The culmination of these falling housing dominoes is the stagnation we are just beginning to see in consumer spending.
The Commerce Department’s report of weaker-than-expected consumer spending in March, the weakest since the fall of 2005 in the aftermath of Hurricane Katrina, appears to be the beginning of the consumer-led slowdown.

This is a warning sign that troubled times lie ahead for businesses that sell to consumers — especially in regions where once-robust appreciation in home prices has now reversed.

For example, automotive analysts found that 30 percent of automobiles sold in California in 2006 were financed with home equity loans. Now we see that retail auto sales declined 17 percent in California in just the first 10 weeks of 2007.
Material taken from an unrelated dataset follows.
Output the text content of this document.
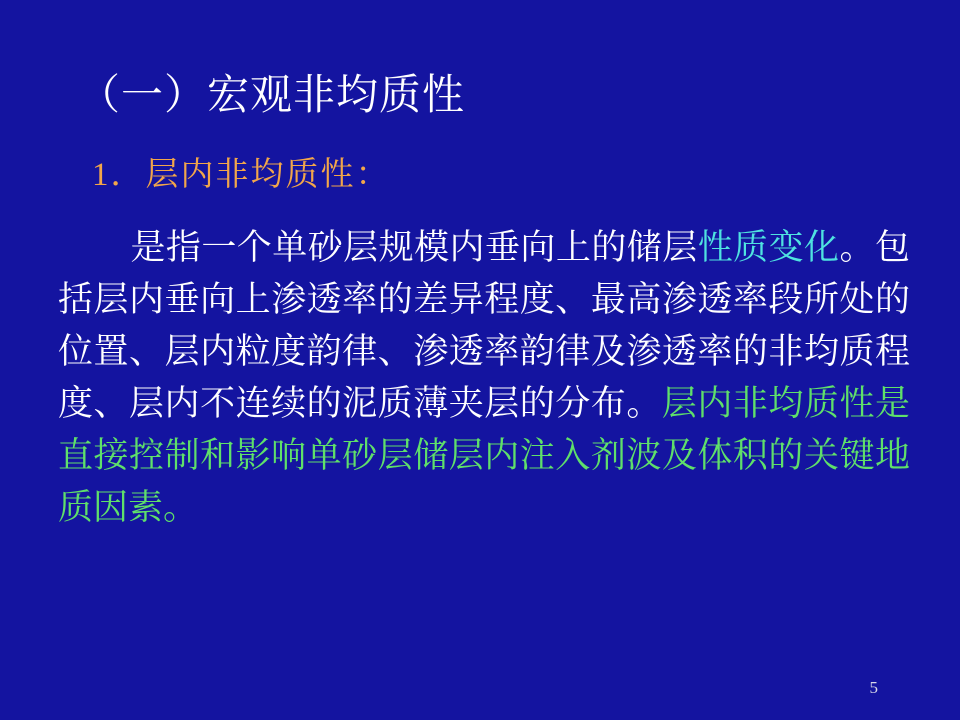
（一）宏观非均质性
1．层内非均质性：
是指一个单砂层规模内垂向上的储层性质变化。包括层内垂向上渗透率的差异程度、最高渗透率段所处的位置、层内粒度韵律、渗透率韵律及渗透率的非均质程度、层内不连续的泥质薄夹层的分布。层内非均质性是直接控制和影响单砂层储层内注入剂波及体积的关键地质因素。
5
While corporate profits have soared in recent years, workers’ wages have not. From 2000 to 2005, real median family income actually declined in the U.S. Yet, consumers kept spending, temporarily boosted by cash from the housing boom.
While some commentators have castigated homeowners for being profligate, most homeowners were using their home equity to maintain their living standard, but that avenue is now largely closed.

So one must look at the overall recessionary risk to the economy from the gathering storm in the housing sector — a storm now being whipped into a potentially destructive whirlwind by higher interest rates, tighter credit standards, falling home prices, and corresponding contractions in consumer spending.

The weak employment report shows non-farm payrolls rose a mere 88,000 in April. The slowing economy is signaling a growing recession risk which could further accelerate the deflationary spiral now underway in the housing sector.
As these threatening events continue to consolidate, the Federal Reserve will need all the skill it can muster to make the monetary policy adjustments needed to avoid a full-blown recession.

Riegle is chairman of government relations for APCO Worldwide Inc., a global communications firm based in Washington, D.C. He is the former chairman of the Senate Banking, Housing and Urban Affairs Committee. Dzivi is a former counsel to that committee and currently heads his own law firm in Sausalito, Calif.